Predigt am 4. Advent 2016 (18.12.)

Predigt-Icon5Die Gnade unseres Herrn Jesus Christus, die Liebe Gottes und die Gemeinschaft des Heiligen Geistes sei mit euch allen. Amen.
Der Predigttext für den heutigen 4. Sonntag im Advent steht im Evangelium nach Lukas, im 1. Kapitel:

Lukas 1,26-38

Großer Gott, dein Heiliger Geist ist Herr über Reden und Hören. Segne unser Bemühen durch Christus, unseren Bruder und Herrn. Amen.
Liebe Schwestern und Brüder in Christus!

„Ich wollte dir ein Liebeslied schreiben, / Eines, das nur von Dir erzählt, / In dem nicht die „Triebe“ die „Liebe“ vertrieben / Und das nicht unter die „Schnulzen“ fällt. / Es sollte Dir einfach: „Ich liebe Dich“ sagen, / Mit ein paar Worten und Tönen dazu. / Doch ist‘s gar nicht so einfach, es einfach zu sagen, / Mir fehlen ganz einfach die Worte dazu.“ So singt Reinhard Mey, um mit der letzten, unabgeschlossenen Strophe zu enden: „Hab‘ Lieder von weltbewegenden Dingen, / Nur, das, was mir am nächsten liegt, / Ganz einfach: „Ich liebe Dich“ zu singen, / Das hab‘ ich bis heut‘ noch nicht fertiggekriegt.“ (von der LP „Ich wollte wie Orpheus singen“)

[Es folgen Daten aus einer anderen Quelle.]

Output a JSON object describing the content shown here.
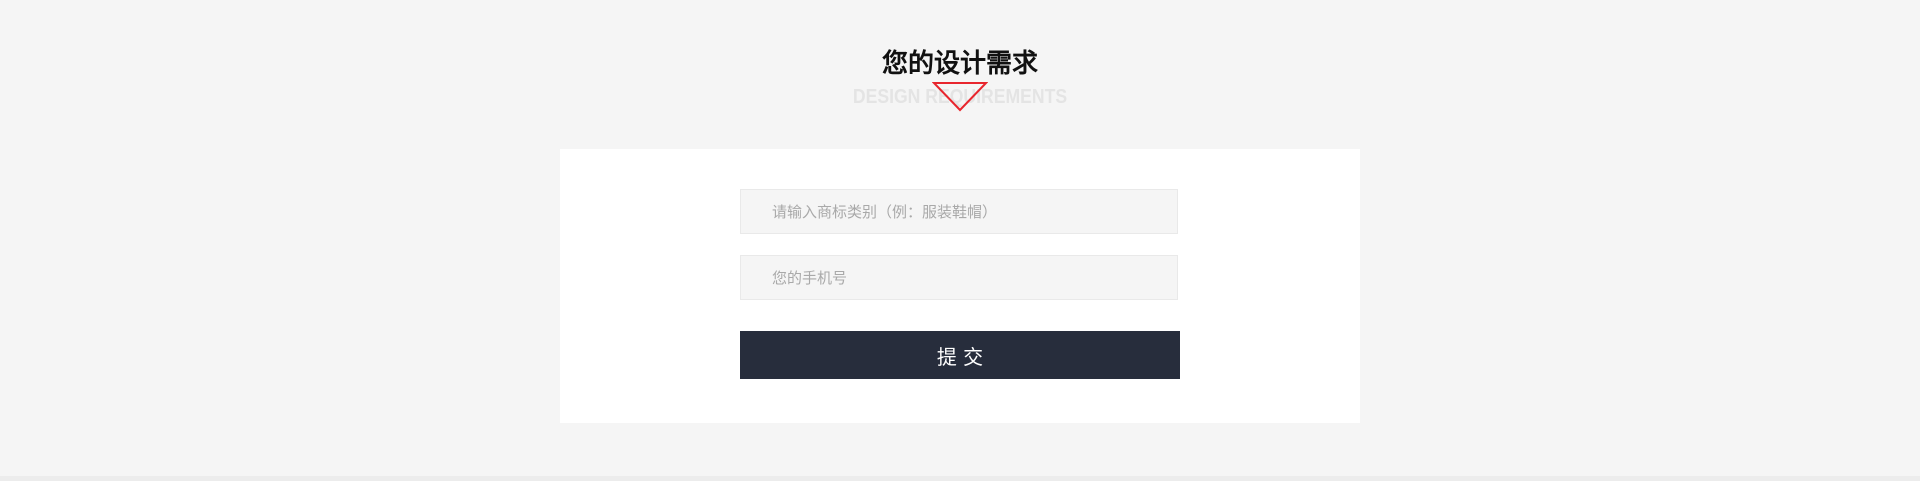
{
  "heading": {
    "title_cn": "您的设计需求",
    "title_en": "DESIGN REQUIREMENTS"
  },
  "form": {
    "category_placeholder": "请输入商标类别（例：服装鞋帽）",
    "phone_placeholder": "您的手机号",
    "submit_label": "提 交"
  },
  "colors": {
    "page_background": "#f5f5f5",
    "card_background": "#ffffff",
    "button_background": "#272d3c",
    "accent_triangle": "#e8262e"
  }
}
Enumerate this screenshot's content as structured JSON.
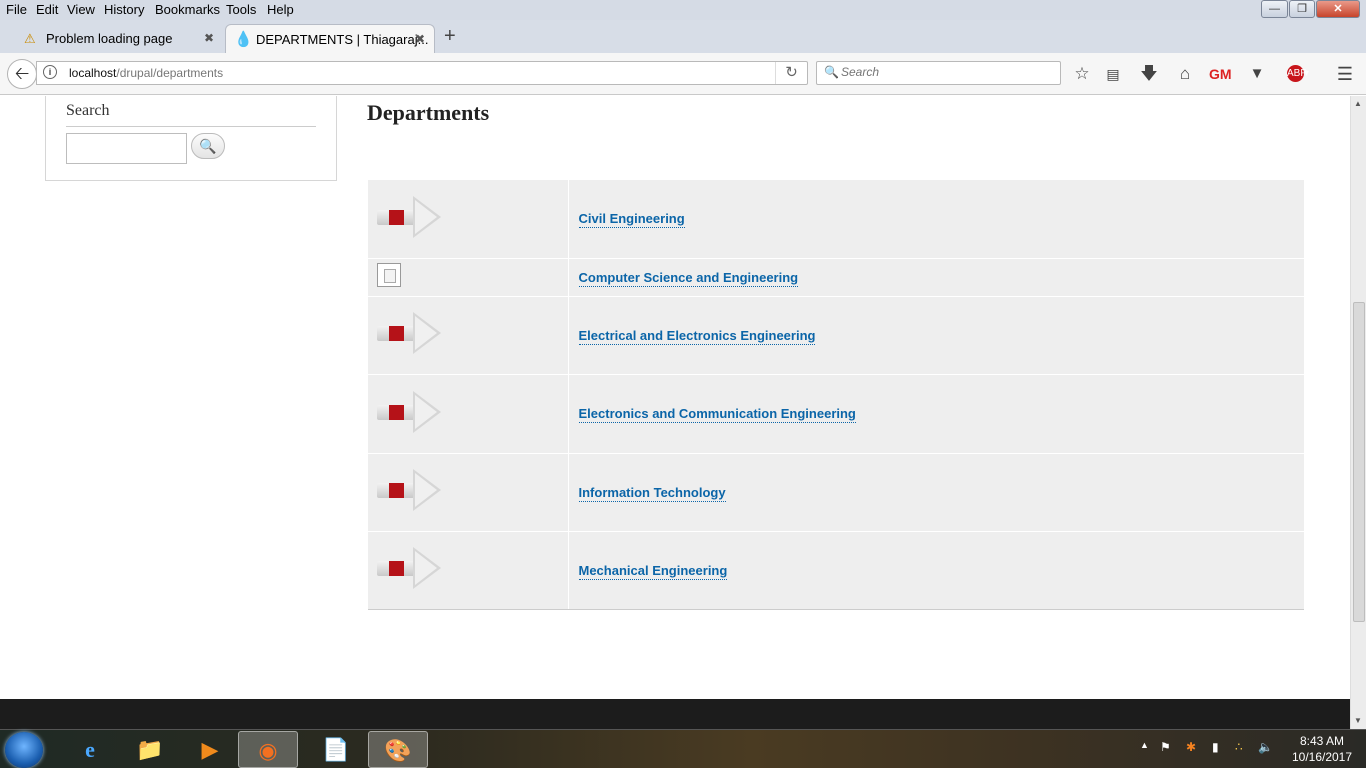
{
  "menubar": {
    "items": [
      "File",
      "Edit",
      "View",
      "History",
      "Bookmarks",
      "Tools",
      "Help"
    ]
  },
  "tabs": [
    {
      "title": "Problem loading page",
      "icon": "warning-icon"
    },
    {
      "title": "DEPARTMENTS | Thiagaraj...",
      "icon": "drupal-icon"
    }
  ],
  "navbar": {
    "url_host": "localhost",
    "url_path": "/drupal/departments",
    "search_placeholder": "Search"
  },
  "sidebar": {
    "title": "Search",
    "input_value": "",
    "submit_icon": "search-icon"
  },
  "main": {
    "title": "Departments",
    "rows": [
      {
        "name": "Civil Engineering",
        "image": "arrow-image"
      },
      {
        "name": "Computer Science and Engineering",
        "image": "broken-image"
      },
      {
        "name": "Electrical and Electronics Engineering",
        "image": "arrow-image"
      },
      {
        "name": "Electronics and Communication Engineering",
        "image": "arrow-image"
      },
      {
        "name": "Information Technology",
        "image": "arrow-image"
      },
      {
        "name": "Mechanical Engineering",
        "image": "arrow-image"
      }
    ]
  },
  "taskbar": {
    "time": "8:43 AM",
    "date": "10/16/2017"
  },
  "colors": {
    "link": "#0b65a8",
    "row_bg": "#eeeeee",
    "arrow_red": "#b51218"
  }
}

Und in diesem Lied geht es nur um Liebe, für das er, Reinhard Mey, keine Worte und – das gehört immer auch mit dazu – für das er nicht den richtigen Ton findet. Und so mag dieser Poet Reinhard Mey das Paradebeispiel sein für die vielen, vielen anderen Dinge und Momente, Erlebnisse und Erfahrungen in unserem Leben, für das wir eben keine Worte finden; oder für das wir uns zwar Worte suchen, die in unseren Augen aber gar nicht dem entsprechen, was wir sagen wollen. Sie sind immer nur Annäherungen, die im besten Fall einmal mehr und – in unseren Augen und Ohren– oft genug weniger deutlich und nur unzureichend sagen, was wir meinen.

Ich wiederhole es gerne noch einmal: In seinem Lied geht es Reinhard Mey nur um die Liebe. Natürlich weiß ich, dass es in dieser Welt nichts Größeres und Schöneres gibt als diese so tief empfundene Zuneigung zu einem anderen Menschen, die dann hoffentlich sogar noch erwidert wird. Daneben – neben der Liebe – gibt es, so glaube ich, nur noch eines, mit dem wir uns schwer tun, es in Worte zu fassen, und ich meine nicht die spezielle oder die allgemeine Relativitätstheorie von Albert Einstein.

Ich meine die Schwierigkeiten, die wir haben, wenn wir von Gott reden und von dem, was er sagt und tut; von dem, wie wir ihn sehen und wie er sich uns zeigt. Denn Gott ist und bleibt der „ganz andere“. Er lässt sich nicht komplett in Worte oder in Gedanken fassen, wir können immer wieder neue Seiten an ihm entdecken, er kann uns in immer neuen Weisen entgegenkommen.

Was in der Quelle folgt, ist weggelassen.